I Cannot Stand Tears

there were several hundred fools
around the goose who broke her leg
trying to decide
what to do
when the guard walked up
and pulled out his cannon
and the issue was finished
except for a woman
who ran out of a hut
claiming he'd killed her pet
but the guard rubbed his straps
and told her
kiss my ass,
take it to the president;
the woman was crying
and I cannot stand tears.


I folded my canvas
and went further down the road:
the bastards had ruined
my landscape.


... and here's the version from 'SAN FRANCISCO REVIEW' #1 (1958, p. 66):

poem_Cannotstandtears_SF-Review1_1958_marked.JPG


I didn't have a look (yet) at the other sources, where this poem appeared. Might be interesting.
 
On the King Mob CD 'At Terror Street and Agony Way' (recorded in 1969) the version Bukowski reads (as you no doubt expect) the same as the SF Review text.
 
Amazing. It really does change the entire meaning. The poem never totally made sense to me before. Now it does.
 
I don't know about changing his to her, but I have to admit that I can see the logic in changing the line about the bird crying, since the guard killed the bird. Unless dead birds can cry, I dunno.
 
...unless the guard was telling the woman that he killed the bird because it was crying and that he cannot stand tears. Yes, these small changes sure do change the poem meaning.
 
In the 1971 Druid Books (2nd printing, 1973) version of A Bukowski Sampler it is the same as the SF Review poem except there is no stanza break at the end.

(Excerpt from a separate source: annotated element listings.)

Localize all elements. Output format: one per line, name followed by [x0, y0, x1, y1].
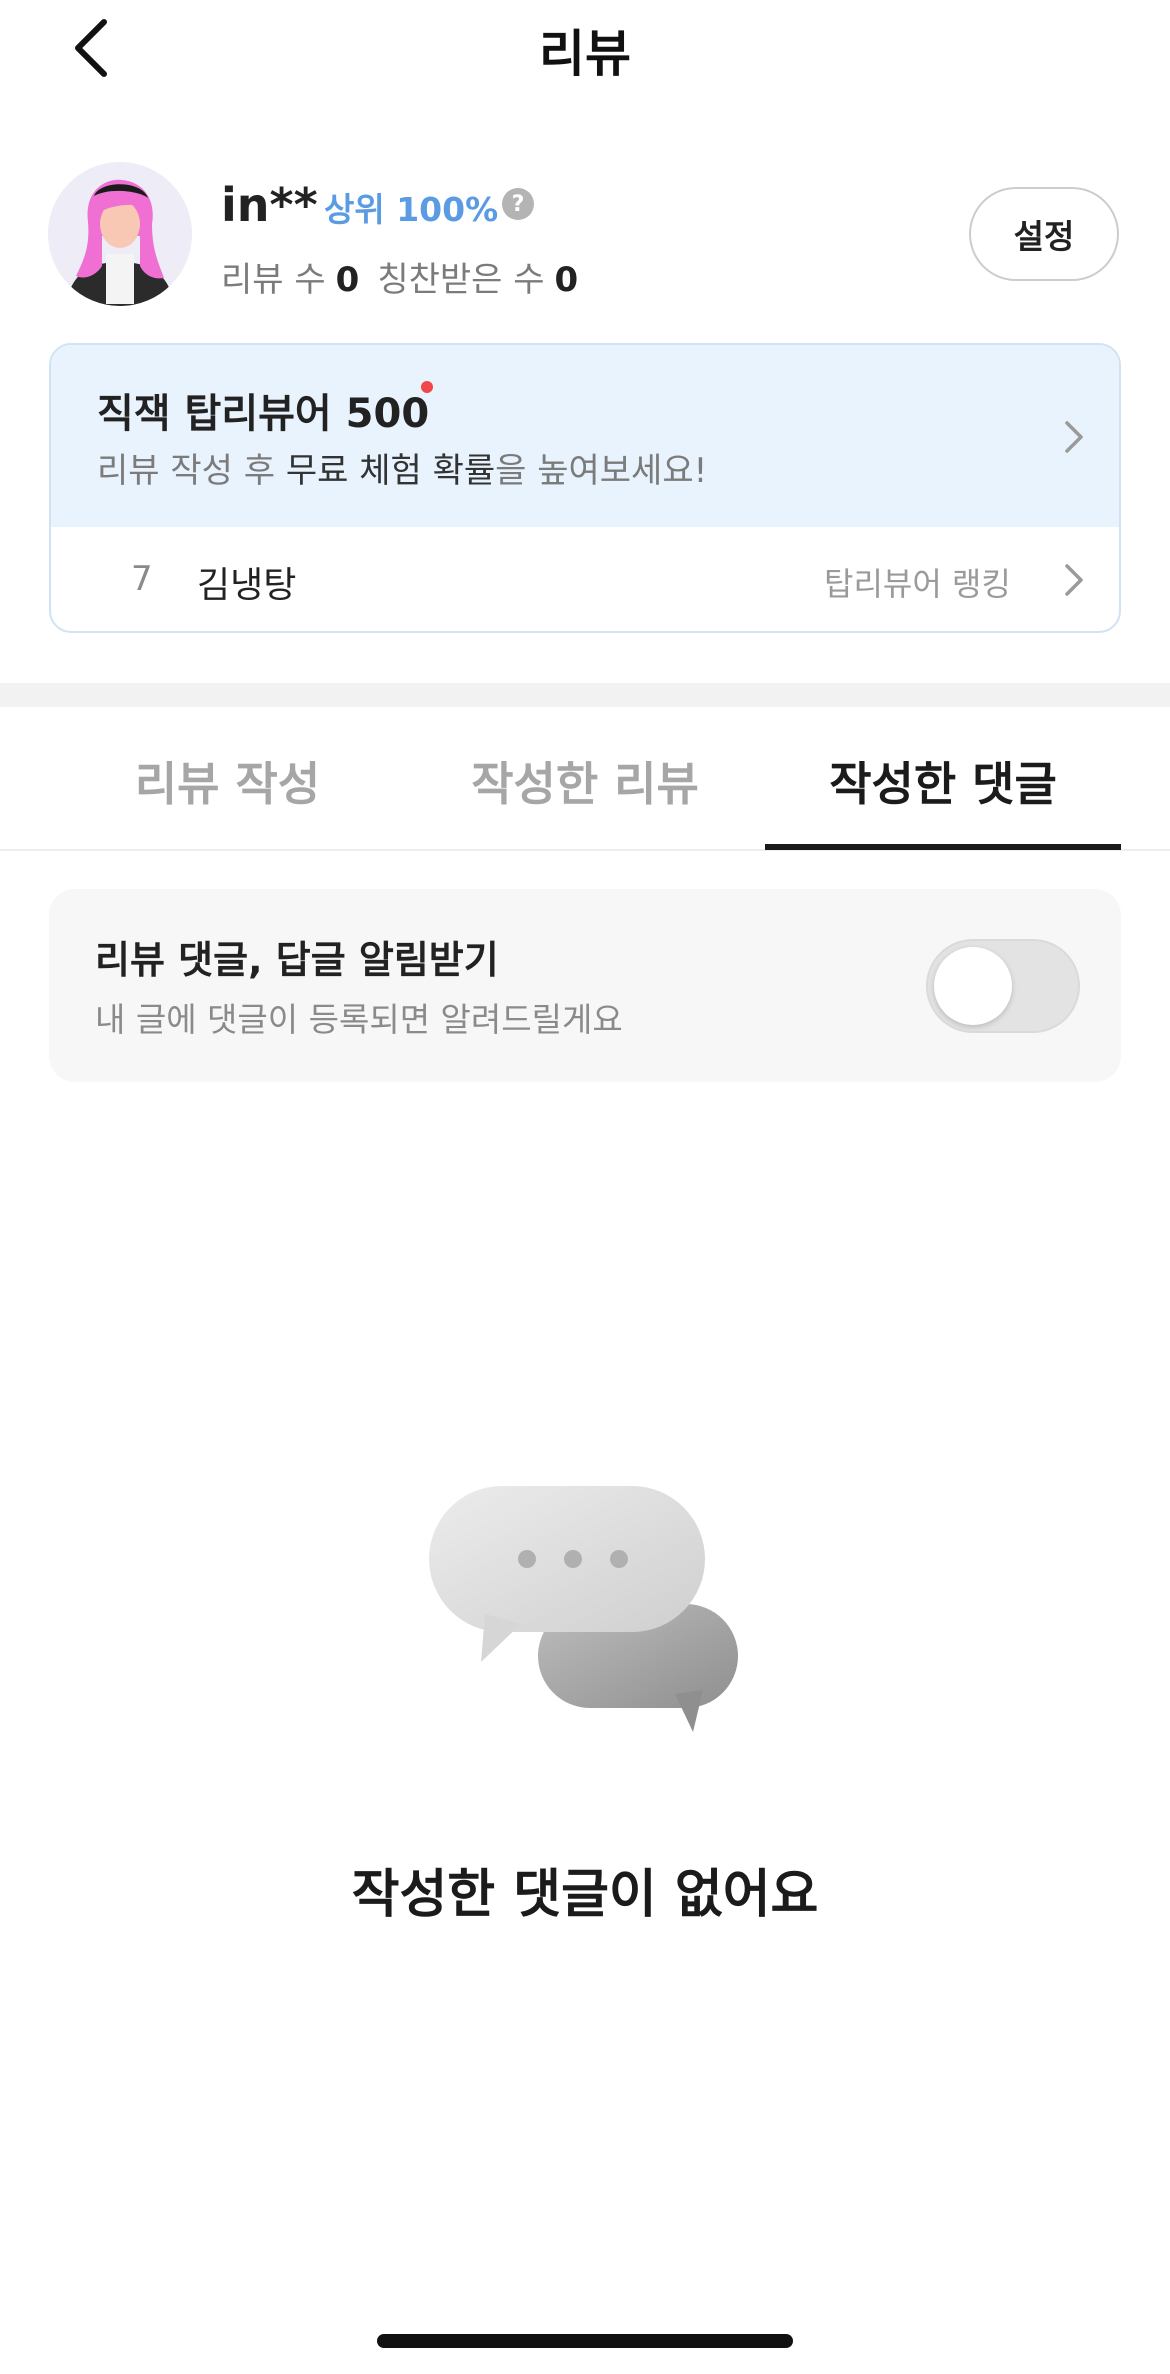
- praise-count-label: 칭찬받은 수: [377, 260, 545, 300]
- page-title: 리뷰: [539, 25, 631, 83]
- tab-write-review[interactable]: 리뷰 작성: [70, 748, 385, 814]
- desc-pre: 리뷰 작성 후: [97, 451, 286, 491]
- tab-written-comments[interactable]: 작성한 댓글: [765, 748, 1121, 814]
- top-reviewer-description: 리뷰 작성 후 무료 체험 확률을 높여보세요!: [97, 443, 707, 492]
- chevron-right-icon[interactable]: [1053, 560, 1093, 600]
- tab-written-reviews[interactable]: 작성한 리뷰: [425, 748, 745, 814]
- settings-button[interactable]: 설정: [969, 187, 1119, 281]
- comment-notification-row: 리뷰 댓글, 답글 알림받기 내 글에 댓글이 등록되면 알려드릴게요: [49, 889, 1121, 1082]
- avatar: [48, 162, 192, 306]
- home-indicator: [377, 2334, 793, 2348]
- notification-title: 리뷰 댓글, 답글 알림받기: [95, 938, 499, 982]
- desc-post: 을 높여보세요!: [495, 451, 708, 491]
- active-tab-indicator: [765, 844, 1121, 850]
- empty-state-message: 작성한 댓글이 없어요: [351, 1865, 819, 1925]
- rank-number: 7: [131, 559, 153, 599]
- profile-stats: 리뷰 수 0 칭찬받은 수0: [221, 252, 578, 301]
- top-reviewer-banner[interactable]: 직잭 탑리뷰어 500 리뷰 작성 후 무료 체험 확률을 높여보세요!: [51, 345, 1119, 527]
- new-dot-badge: [421, 381, 433, 393]
- top-reviewer-card: 직잭 탑리뷰어 500 리뷰 작성 후 무료 체험 확률을 높여보세요! 7 김…: [49, 343, 1121, 633]
- chevron-right-icon: [1065, 421, 1083, 453]
- top-reviewer-title: 직잭 탑리뷰어 500: [97, 391, 430, 437]
- rank-badge: 상위 100%: [324, 190, 499, 229]
- help-icon-glyph: ?: [511, 191, 525, 217]
- chat-bubbles-icon: [429, 1486, 738, 1732]
- notification-description: 내 글에 댓글이 등록되면 알려드릴게요: [95, 1000, 623, 1039]
- notification-toggle[interactable]: [926, 939, 1080, 1033]
- username: in**: [221, 178, 318, 232]
- help-icon[interactable]: ?: [502, 188, 534, 220]
- rank-name: 김냉탕: [197, 565, 297, 606]
- review-count-label: 리뷰 수: [221, 260, 326, 300]
- toggle-knob: [934, 947, 1012, 1025]
- section-divider: [0, 683, 1170, 707]
- praise-count-value: 0: [554, 260, 579, 300]
- review-count-value: 0: [335, 260, 360, 300]
- top-reviewer-ranking-link[interactable]: 탑리뷰어 랭킹: [824, 559, 1011, 605]
- settings-button-label: 설정: [1013, 217, 1075, 256]
- desc-highlight: 무료 체험 확률: [285, 451, 496, 491]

Checking the photocopy I made of the earlier version of the Sampler (Quixote Press) "tears" has no stanza break either.
 
Except for the stanza-break, the versions in the 'Penguin'-book and in 'It Catches' are also like the earlier SF-version.

And, yes, in the earlier version, the man who shot the bird is talking to the woman (about the bird crying), while in the 'alternate' version Bukowski is talking - about the woman crying.

What I still find most remarkable is, that this is a pre-mortem change and I think we didn't have many of those before, did we? (except for 'Women' that is)
 
There are a few, but you're right, not many. Of course in comparison to what happened post-mortem, maybe it just seems like only a few.

All I know is when I'm adding stuff to the database, by default I choose "not altered" when adding something published during his lifetime and "altered" for everything after Betting on the Muse, and I have very, very rarely had to change that field after doing a comparison.